To make matters worse, the bug happened to occur at a place after accepting payments, but before delivering the purchased goods. We took money without giving anything in return. I broke things pretty badly.
It took an hour or so to identify and fix the regression, and much more time to identify and deliver the purchased goods to the original purchasers. When I realized what I had done, my heart sank to the pit of my stomach. I did some mental math and calculated the measured loss in revenue compared to my salary.
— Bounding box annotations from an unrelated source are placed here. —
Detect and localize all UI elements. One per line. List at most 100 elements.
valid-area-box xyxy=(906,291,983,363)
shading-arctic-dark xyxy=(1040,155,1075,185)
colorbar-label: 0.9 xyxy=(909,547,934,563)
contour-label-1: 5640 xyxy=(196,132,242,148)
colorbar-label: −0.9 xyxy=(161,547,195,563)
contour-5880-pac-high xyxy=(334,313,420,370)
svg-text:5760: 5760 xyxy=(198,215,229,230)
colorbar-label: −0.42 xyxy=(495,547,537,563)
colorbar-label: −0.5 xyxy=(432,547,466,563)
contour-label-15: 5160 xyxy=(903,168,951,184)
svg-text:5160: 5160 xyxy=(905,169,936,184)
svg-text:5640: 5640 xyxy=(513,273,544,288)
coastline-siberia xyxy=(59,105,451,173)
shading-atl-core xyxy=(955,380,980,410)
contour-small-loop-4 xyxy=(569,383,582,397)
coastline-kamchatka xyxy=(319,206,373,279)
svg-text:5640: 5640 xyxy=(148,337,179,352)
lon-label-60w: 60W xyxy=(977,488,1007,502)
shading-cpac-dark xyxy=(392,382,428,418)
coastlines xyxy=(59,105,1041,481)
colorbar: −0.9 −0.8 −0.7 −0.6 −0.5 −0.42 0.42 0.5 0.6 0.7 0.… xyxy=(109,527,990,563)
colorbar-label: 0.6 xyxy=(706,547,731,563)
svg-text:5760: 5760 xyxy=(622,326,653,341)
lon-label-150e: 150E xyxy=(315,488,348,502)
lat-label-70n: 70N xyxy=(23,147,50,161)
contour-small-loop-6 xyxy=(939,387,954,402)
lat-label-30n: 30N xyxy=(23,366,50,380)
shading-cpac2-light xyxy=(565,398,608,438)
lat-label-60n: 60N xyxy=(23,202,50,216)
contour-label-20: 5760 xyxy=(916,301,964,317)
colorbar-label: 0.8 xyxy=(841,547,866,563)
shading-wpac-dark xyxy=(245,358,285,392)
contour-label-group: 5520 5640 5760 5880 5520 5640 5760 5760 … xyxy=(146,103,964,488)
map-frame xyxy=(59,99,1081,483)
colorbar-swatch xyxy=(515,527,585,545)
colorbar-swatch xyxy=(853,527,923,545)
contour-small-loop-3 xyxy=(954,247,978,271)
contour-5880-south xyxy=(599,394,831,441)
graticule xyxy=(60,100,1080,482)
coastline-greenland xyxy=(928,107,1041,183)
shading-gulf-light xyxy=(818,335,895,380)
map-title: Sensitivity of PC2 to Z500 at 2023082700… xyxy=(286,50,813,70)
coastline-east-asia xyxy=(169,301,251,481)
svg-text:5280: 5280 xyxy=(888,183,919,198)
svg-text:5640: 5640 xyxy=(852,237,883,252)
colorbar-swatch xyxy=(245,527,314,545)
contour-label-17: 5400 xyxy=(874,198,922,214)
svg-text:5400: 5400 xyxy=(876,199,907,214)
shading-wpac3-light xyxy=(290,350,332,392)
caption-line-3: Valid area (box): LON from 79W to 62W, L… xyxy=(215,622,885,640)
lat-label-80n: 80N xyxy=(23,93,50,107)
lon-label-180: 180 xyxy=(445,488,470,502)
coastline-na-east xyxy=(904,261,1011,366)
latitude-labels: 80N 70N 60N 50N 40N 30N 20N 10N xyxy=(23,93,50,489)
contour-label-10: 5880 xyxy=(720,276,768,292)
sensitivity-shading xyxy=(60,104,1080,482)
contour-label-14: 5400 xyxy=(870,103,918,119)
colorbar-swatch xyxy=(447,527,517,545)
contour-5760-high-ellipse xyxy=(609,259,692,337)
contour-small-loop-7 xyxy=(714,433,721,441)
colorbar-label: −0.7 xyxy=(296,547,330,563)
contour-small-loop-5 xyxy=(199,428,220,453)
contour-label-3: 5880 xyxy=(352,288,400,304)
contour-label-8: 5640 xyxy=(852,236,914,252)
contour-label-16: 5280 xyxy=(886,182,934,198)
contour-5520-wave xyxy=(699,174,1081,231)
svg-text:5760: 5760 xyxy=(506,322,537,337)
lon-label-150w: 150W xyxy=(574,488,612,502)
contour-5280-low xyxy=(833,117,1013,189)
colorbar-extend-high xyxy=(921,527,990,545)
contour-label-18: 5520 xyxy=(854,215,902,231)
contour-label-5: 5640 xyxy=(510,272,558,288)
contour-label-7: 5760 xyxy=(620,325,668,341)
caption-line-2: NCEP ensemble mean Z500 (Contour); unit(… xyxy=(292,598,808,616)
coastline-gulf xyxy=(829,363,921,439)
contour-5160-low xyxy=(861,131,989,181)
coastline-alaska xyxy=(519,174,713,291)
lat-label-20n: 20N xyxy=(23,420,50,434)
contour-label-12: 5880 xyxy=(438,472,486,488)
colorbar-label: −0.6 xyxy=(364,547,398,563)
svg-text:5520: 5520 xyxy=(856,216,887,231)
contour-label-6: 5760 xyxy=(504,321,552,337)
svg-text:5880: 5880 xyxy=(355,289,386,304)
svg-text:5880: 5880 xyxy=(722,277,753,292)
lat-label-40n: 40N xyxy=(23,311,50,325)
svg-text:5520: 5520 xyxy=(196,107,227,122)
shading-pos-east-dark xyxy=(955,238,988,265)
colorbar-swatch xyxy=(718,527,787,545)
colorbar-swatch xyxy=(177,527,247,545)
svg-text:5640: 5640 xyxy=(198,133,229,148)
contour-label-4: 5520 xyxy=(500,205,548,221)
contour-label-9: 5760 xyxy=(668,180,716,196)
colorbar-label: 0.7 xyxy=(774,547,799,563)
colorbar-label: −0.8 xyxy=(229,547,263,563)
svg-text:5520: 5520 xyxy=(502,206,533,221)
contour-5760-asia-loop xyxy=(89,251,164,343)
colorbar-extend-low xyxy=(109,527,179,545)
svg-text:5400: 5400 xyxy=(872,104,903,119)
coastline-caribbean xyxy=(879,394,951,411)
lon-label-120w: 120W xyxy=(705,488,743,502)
My mind was racing and I was honestly fearful for my job.
Thankfully, once we corrected the problem I wasn't blamed (aside from a stern, "don't do that") for the failure, but instead I was strangely praised as someone who had managed to overcome our "immune system" of automated alerts, graphs, and charts.
Failure is an opportunity
My manager took me aside to talk about what happened. We talked through the problems and asked me what I could have done better. He told me straight up that I didn't have anything to worry about. It was fine for me to be feeling pretty low, but also that I've got an opportunity to learn from my mistakes and be a champion for others to promote better practices of communication, testing, and monitoring. Going through the post-mortem led to a number of changes from the high-level how we communicate about changes to sensitive areas, to the operational monitoring of how we mark successful transactions, to the low-level names of our functions to make them less prone to double-negatives in booleans and how we can identify code which is only executed by customers and not staff.
I had my tail behind my legs for a few weeks, but despite my guilt I also made things better or everyone. I forced the organization to improve its defense and caused myself to become a better engineer both in how I communicated with others and how I wrote and verified code.